Begin met het formuleren van een Organisatieprobleem. Het Organisatieprobleem beschrijft in één zin: Als de organisatie niets verandert dan:

  • Behaalt de organisatie niet de gewenste winst/ maatschappelijke impact/ genoeg goede medewerkers/ etc.
  • Kan ze niet goed functioneren of moet zelfs stoppen.
Relatie tussen doelstellingen (Michels 2016).

Analyseer vervolgens hoe communicatie een bijdrage kan leveren aan het oplossen van het probleem.

Dus: kan het Organisatieprobleem minder worden door het veranderen van Kennis, Houding, Gedrag bij een doelgroep of stakeholder?

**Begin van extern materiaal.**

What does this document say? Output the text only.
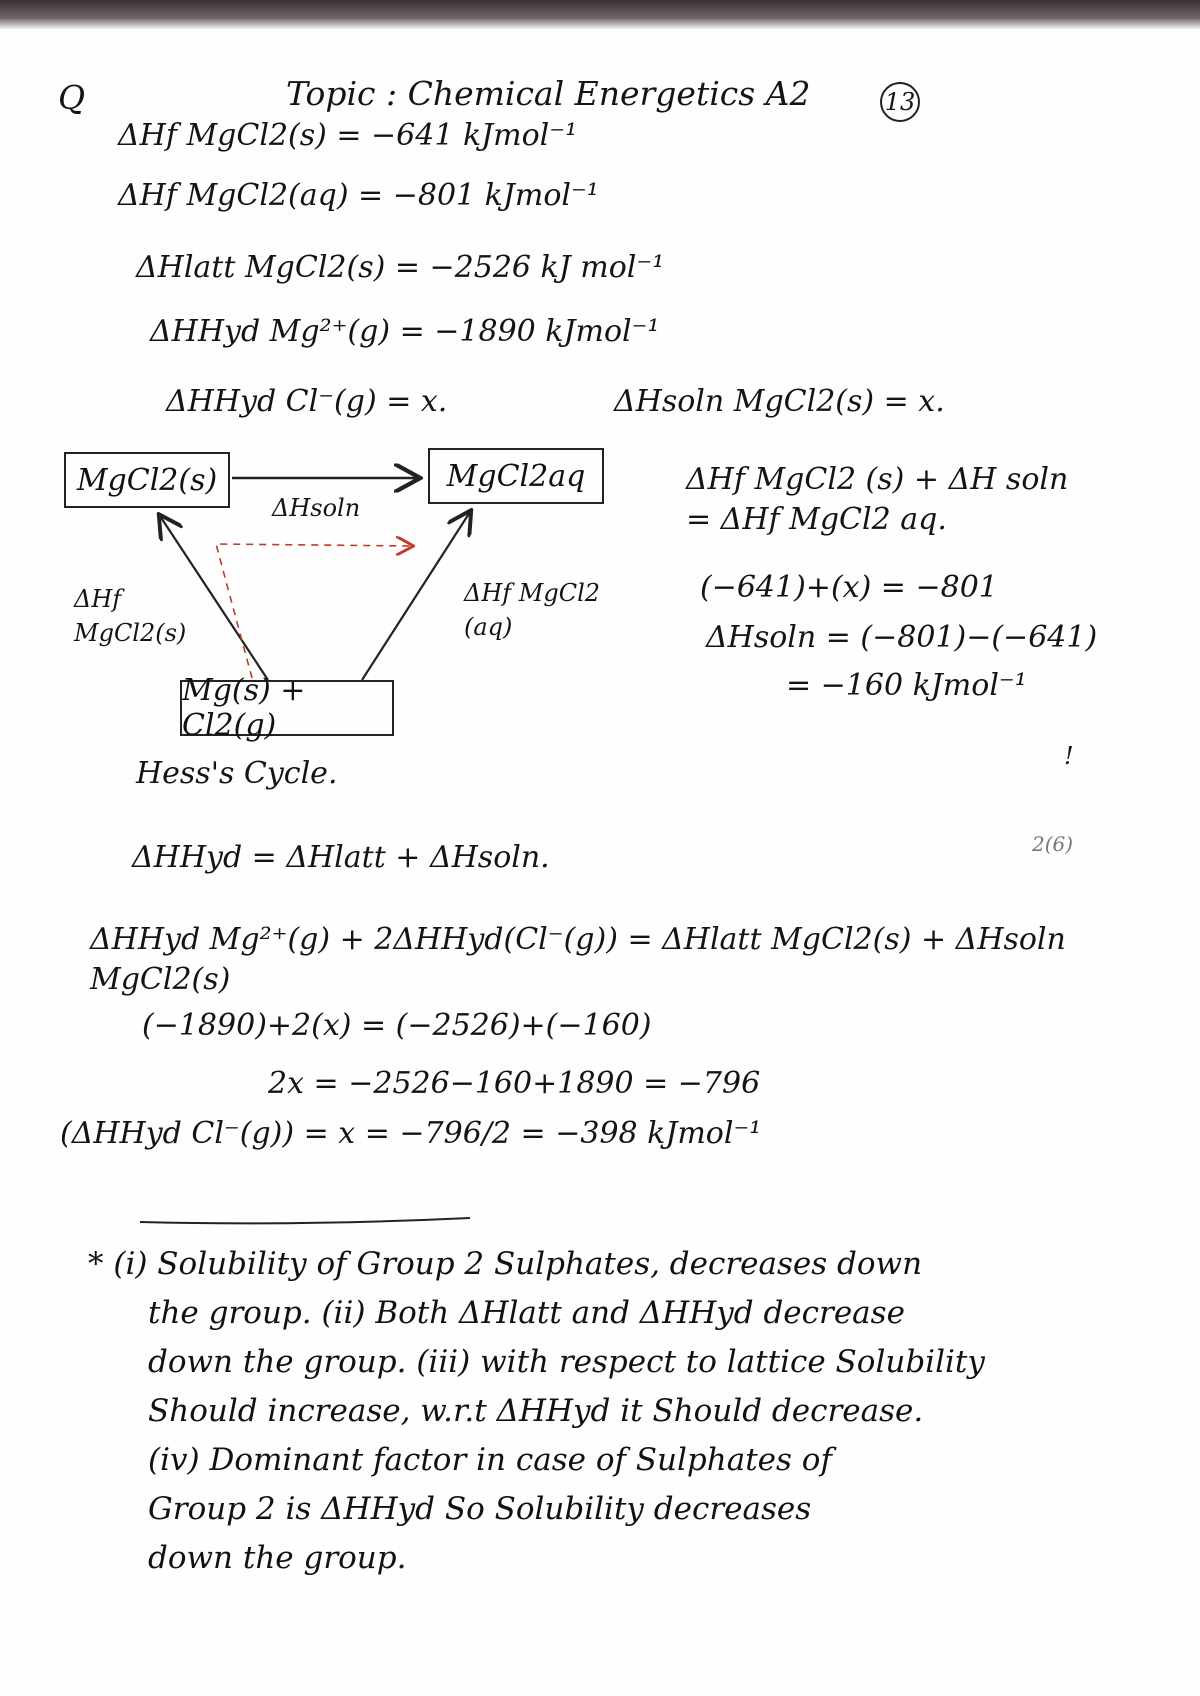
Q	Topic : Chemical Energetics A2	13
ΔHf MgCl2(s) = −641 kJmol⁻¹
ΔHf MgCl2(aq) = −801 kJmol⁻¹
ΔHlatt MgCl2(s) = −2526 kJ mol⁻¹
ΔHHyd Mg²⁺(g) = −1890 kJmol⁻¹
ΔHHyd Cl⁻(g) = x.	ΔHsoln MgCl2(s) = x.
MgCl2(s)	MgCl2aq
Mg(s) + Cl2(g)
ΔHsoln
ΔHf MgCl2(s)
ΔHf MgCl2 (aq)
Hess's Cycle.
ΔHf MgCl2 (s) + ΔH soln = ΔHf MgCl2 aq.
(−641)+(x) = −801
ΔHsoln = (−801)−(−641)
= −160 kJmol⁻¹
!
2(6)
ΔHHyd = ΔHlatt + ΔHsoln.
ΔHHyd Mg²⁺(g) + 2ΔHHyd(Cl⁻(g)) = ΔHlatt MgCl2(s) + ΔHsoln MgCl2(s)
(−1890)+2(x) = (−2526)+(−160)
2x = −2526−160+1890 = −796
(ΔHHyd Cl⁻(g)) = x = −796/2 = −398 kJmol⁻¹
* (i) Solubility of Group 2 Sulphates, decreases down
the group. (ii) Both ΔHlatt and ΔHHyd decrease
down the group. (iii) with respect to lattice Solubility
Should increase, w.r.t ΔHHyd it Should decrease.
(iv) Dominant factor in case of Sulphates of
Group 2 is ΔHHyd So Solubility decreases
down the group.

Domino van Communicatie-effecten: Kennis -> Houding -> Gedrag.

Maak bijvoorbeeld een schets van de Communication Funnel en bepaal in welke fase van de funnel het belangrijkste knelpunt zit. Het is een goed idee om je opdrachtgever hierbij te betrekken, aangezien hij over meer informatie beschikt dan jij, bovendien draagt dit bij aan het draagvlak van je conclusies. (Smart Insights gebruikt zelf het RACE framework en het RACE planning framework.)

Bij het aannemen van de opdracht zul je hierover discussiëren met de opdrachtgever en tot een Voorlopige Probleemstelling komen. Vervolgens ga je onderzoek doen en kun je concluderen wat écht de interne en externe situatie is en wat écht het probleem is en hoe dit met communicatie kan worden opgelost.

Analyse

Nadat het probleem duidelijk is, kun je gaan analyseren waar het probleem vandaan komt en hoe het kan worden opgelost – of verkleind – met marketingcommunicatie.

Het gaat bij marketingcommunicatie om de relatie van het bedrijf of de (non-profit) organisatie met de omgeving. (Zowel marketing als communicatie houden zich hiermee bezig, ieder op een andere manier.)

Het bedrijf of de organisatie biedt iets aan en de doelgroep moet iets afnemen. Er is hier dus sprake van een transactioneel model.

Analyseer de omgeving van het product/ site/ online shop/ merk/ baan waarvoor het bedrijf/ de organisatie meer of betere klanten/ werknemers/ clubleden/ abonnees/ fans zoekt. Traditioneel maakt men hiervoor een Interne Analyse en een Externe Analyse (bestaande uit de Micro, Meso en Macro Omgeving).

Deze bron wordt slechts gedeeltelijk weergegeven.